Trzeba, by ofiara była całopalna.
(Escriva 1939/2001, s.64)
Na koniec tego rozdziału i w ogóle całej części empirycznej chciałbym przytoczyć
dwie historie z życia Febe i Pryscylli. Nie pasowały mi w zasadzie do żadnego konkretnego
tematu, ale rezygnacja z nich byłaby moim zdaniem stratą dla całej pracy. Choć są dosyć
różne, to obie, zwłaszcza w połączeniu z cytatem z początku tego punktu, wiele mówią o
wiernych Opus Dei. Pozostawiam je bez dalszego komentarza, do rozważenia przez
czytelnika.
Febe: „W Saragossie było wiele ośrodków, byłam w jednym z nich. I tego lata [po maturze]

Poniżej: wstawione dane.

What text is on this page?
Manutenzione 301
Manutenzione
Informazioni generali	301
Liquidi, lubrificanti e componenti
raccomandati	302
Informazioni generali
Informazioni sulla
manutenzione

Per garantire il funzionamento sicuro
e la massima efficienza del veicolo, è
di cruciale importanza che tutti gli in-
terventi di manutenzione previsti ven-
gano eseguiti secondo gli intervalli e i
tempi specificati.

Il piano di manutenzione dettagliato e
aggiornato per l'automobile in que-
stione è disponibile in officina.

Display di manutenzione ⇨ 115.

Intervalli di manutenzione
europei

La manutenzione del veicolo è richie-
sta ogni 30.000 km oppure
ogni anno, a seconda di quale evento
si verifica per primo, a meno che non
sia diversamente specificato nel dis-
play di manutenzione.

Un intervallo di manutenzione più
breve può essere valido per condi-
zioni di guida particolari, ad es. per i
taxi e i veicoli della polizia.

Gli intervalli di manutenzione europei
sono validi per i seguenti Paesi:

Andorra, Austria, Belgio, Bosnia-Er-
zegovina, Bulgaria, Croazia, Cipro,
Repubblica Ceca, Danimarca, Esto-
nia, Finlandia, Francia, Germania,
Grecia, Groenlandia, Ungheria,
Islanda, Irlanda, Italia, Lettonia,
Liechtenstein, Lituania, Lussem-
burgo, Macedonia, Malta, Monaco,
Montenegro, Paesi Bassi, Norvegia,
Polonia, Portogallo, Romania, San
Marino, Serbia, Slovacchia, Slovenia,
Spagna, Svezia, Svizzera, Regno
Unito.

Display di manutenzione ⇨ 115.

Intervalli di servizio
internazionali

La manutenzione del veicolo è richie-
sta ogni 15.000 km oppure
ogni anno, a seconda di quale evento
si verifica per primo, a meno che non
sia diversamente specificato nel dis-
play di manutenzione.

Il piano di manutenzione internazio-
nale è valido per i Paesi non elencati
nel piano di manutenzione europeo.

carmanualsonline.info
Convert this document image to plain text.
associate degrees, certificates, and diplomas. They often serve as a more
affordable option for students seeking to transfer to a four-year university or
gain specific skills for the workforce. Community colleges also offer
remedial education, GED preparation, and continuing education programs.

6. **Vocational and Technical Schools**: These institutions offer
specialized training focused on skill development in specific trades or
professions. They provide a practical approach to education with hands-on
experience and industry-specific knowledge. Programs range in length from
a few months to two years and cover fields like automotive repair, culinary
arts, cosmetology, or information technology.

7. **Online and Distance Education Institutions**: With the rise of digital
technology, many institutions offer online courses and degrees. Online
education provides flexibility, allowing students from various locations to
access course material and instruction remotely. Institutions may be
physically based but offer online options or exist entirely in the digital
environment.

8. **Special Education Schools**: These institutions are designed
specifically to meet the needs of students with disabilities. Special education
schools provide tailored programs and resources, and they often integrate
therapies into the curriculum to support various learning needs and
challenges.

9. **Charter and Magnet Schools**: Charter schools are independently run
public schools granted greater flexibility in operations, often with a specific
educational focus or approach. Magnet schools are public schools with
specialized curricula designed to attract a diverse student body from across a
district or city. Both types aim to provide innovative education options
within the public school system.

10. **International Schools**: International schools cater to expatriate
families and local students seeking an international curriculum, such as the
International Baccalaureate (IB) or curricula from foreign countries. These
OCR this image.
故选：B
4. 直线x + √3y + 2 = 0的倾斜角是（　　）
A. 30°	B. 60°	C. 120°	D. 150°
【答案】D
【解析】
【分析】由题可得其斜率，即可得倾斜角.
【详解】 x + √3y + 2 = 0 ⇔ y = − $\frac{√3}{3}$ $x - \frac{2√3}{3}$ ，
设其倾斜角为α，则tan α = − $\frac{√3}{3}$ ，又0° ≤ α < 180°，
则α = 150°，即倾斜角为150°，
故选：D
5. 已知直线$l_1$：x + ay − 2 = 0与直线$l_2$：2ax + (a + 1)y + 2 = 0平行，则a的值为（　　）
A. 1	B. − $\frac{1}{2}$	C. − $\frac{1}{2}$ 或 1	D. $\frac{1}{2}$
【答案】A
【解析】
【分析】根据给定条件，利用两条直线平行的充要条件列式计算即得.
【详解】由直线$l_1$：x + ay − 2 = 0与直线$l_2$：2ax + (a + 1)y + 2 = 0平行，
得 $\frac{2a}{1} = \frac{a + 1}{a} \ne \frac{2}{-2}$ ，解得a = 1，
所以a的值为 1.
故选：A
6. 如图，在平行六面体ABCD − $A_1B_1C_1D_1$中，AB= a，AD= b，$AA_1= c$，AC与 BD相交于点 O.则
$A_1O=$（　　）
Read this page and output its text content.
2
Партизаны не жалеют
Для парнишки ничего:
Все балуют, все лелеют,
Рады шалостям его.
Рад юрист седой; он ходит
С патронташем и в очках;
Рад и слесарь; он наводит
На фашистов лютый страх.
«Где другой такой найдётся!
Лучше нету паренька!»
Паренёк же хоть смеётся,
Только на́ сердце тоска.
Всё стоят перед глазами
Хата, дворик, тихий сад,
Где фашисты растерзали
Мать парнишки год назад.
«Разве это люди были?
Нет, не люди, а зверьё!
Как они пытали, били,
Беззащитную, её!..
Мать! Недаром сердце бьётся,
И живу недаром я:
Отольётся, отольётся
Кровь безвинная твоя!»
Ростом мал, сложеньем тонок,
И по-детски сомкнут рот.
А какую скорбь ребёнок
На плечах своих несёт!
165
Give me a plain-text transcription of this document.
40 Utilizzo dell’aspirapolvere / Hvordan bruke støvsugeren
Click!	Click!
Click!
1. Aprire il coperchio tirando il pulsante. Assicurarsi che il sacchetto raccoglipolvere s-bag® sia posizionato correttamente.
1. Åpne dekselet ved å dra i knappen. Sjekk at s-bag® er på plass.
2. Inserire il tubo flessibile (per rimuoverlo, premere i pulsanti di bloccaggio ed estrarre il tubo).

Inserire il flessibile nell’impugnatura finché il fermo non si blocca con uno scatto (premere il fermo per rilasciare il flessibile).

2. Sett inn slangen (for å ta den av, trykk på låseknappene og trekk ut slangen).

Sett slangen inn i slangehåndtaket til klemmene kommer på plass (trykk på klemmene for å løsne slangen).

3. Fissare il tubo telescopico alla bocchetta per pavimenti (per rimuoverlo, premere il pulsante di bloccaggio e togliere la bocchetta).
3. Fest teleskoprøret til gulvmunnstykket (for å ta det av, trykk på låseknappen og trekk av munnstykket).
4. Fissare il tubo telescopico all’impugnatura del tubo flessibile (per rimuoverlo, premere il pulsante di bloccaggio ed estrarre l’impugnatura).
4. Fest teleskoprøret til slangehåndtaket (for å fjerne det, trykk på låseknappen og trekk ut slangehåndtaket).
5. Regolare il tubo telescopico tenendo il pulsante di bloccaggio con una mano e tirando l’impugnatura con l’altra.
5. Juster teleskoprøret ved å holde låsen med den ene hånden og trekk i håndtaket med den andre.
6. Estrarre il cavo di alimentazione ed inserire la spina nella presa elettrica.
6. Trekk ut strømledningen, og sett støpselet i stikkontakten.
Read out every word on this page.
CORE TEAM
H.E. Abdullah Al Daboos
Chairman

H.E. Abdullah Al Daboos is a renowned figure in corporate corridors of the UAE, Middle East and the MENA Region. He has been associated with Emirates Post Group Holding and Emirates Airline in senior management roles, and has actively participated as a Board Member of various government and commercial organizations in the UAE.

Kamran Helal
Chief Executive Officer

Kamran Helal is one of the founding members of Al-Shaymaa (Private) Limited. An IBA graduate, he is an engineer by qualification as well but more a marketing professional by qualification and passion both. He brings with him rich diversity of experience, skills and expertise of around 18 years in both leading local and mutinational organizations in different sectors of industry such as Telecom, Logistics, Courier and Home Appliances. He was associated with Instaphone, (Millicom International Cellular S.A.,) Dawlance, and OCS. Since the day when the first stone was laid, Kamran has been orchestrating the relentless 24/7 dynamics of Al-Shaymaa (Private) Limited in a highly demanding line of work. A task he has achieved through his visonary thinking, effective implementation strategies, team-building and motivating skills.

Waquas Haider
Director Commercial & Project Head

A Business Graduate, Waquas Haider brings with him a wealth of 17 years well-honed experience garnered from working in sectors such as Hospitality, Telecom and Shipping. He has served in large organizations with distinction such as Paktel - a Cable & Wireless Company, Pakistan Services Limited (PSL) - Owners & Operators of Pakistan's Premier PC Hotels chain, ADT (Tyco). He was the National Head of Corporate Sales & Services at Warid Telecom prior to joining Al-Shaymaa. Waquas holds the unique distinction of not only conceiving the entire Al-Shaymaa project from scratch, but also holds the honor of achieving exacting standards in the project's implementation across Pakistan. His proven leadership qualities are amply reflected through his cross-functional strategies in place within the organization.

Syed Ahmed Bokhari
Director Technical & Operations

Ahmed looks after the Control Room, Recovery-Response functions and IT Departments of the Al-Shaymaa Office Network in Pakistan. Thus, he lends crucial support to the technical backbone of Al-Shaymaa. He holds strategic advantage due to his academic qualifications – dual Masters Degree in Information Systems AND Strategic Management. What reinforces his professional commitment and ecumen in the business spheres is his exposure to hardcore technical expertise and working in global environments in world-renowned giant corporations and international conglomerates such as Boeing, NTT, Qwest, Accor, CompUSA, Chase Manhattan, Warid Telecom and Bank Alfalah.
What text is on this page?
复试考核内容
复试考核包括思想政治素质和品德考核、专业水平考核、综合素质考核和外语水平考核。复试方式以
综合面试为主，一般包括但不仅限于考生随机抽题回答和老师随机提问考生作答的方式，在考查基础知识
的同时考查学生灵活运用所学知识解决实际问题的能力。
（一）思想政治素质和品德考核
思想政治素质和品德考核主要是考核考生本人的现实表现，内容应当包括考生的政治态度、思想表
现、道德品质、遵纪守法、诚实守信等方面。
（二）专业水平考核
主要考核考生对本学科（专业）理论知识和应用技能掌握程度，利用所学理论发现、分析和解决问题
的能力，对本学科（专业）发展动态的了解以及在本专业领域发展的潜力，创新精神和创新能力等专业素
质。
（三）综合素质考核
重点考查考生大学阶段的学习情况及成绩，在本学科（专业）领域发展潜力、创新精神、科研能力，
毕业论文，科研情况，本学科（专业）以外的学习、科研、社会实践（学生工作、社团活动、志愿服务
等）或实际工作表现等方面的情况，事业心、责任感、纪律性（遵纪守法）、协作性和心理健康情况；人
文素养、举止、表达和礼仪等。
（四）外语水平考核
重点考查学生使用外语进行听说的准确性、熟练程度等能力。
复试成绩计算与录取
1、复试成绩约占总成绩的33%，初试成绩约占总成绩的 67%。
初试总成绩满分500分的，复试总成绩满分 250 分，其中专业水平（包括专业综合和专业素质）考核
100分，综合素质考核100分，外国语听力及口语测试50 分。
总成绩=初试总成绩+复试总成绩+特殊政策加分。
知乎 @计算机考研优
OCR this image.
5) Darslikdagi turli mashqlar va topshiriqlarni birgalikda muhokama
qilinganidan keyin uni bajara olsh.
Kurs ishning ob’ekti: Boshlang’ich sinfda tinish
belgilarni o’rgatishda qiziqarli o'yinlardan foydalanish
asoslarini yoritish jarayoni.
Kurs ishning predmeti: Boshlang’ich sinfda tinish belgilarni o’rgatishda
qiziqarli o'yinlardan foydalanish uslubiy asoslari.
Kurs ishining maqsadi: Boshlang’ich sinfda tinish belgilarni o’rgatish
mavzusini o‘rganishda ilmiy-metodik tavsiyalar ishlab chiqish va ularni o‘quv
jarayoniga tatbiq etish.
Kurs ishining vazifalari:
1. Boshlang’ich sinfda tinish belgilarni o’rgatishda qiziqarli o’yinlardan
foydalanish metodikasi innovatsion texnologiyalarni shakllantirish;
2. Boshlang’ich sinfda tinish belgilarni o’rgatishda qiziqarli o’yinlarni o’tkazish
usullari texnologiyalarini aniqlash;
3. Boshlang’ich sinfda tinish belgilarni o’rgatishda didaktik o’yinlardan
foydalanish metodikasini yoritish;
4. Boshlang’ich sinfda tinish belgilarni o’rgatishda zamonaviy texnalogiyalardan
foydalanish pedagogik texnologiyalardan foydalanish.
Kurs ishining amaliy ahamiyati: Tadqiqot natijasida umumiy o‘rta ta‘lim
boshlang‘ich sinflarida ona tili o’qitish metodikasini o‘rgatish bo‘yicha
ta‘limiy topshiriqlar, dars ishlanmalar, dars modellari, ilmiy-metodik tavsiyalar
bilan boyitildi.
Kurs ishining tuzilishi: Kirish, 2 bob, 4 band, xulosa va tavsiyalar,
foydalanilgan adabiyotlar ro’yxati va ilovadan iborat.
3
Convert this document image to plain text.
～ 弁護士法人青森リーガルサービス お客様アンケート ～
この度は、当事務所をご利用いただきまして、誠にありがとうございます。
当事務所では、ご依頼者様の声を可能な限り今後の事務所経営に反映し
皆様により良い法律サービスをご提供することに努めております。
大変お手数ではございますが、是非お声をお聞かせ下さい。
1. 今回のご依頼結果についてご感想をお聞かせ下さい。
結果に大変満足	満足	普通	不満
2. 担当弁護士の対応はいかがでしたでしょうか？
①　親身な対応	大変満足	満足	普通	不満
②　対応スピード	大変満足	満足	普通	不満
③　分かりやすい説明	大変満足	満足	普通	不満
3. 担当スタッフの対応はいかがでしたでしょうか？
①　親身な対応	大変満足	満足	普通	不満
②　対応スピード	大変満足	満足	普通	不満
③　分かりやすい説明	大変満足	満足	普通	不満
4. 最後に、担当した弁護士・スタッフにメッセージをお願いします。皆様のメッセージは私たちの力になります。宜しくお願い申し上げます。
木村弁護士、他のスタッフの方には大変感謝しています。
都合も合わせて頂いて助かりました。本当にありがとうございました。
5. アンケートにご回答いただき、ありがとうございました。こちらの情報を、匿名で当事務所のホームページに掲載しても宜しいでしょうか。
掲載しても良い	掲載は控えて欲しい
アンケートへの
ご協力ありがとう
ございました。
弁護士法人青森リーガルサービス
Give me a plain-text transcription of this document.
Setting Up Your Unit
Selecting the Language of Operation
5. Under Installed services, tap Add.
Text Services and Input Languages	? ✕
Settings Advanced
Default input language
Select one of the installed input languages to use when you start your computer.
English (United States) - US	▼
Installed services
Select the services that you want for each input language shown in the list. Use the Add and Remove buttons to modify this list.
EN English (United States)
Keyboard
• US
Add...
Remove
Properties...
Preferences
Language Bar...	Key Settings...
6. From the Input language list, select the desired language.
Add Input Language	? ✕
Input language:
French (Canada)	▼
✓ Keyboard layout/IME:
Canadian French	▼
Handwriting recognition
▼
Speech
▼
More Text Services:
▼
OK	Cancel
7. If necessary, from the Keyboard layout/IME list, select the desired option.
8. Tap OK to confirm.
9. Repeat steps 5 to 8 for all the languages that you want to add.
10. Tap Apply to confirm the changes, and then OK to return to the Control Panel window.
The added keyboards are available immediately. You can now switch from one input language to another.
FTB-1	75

chciałam już robić taki kurs dla numerarii i powiedziałam o tym rodzicom, ale nie zgodzili się
– nie było pieniędzy, żeby to opłacić. Rodzice zawsze mnie szanowali, ale mamę to
kosztowało dużo, tatę mniej... Dla mamy to było czwarte dziecko, które wybiera tą drogę.
Była siódemka rodzeństwa, najstarszy nie jest w Dziele, już w tym momencie był żonaty, a
dalsza czwórka i... Siostra za mną, szósta, jest supernumerarią i teraz ma szóstkę dzieci.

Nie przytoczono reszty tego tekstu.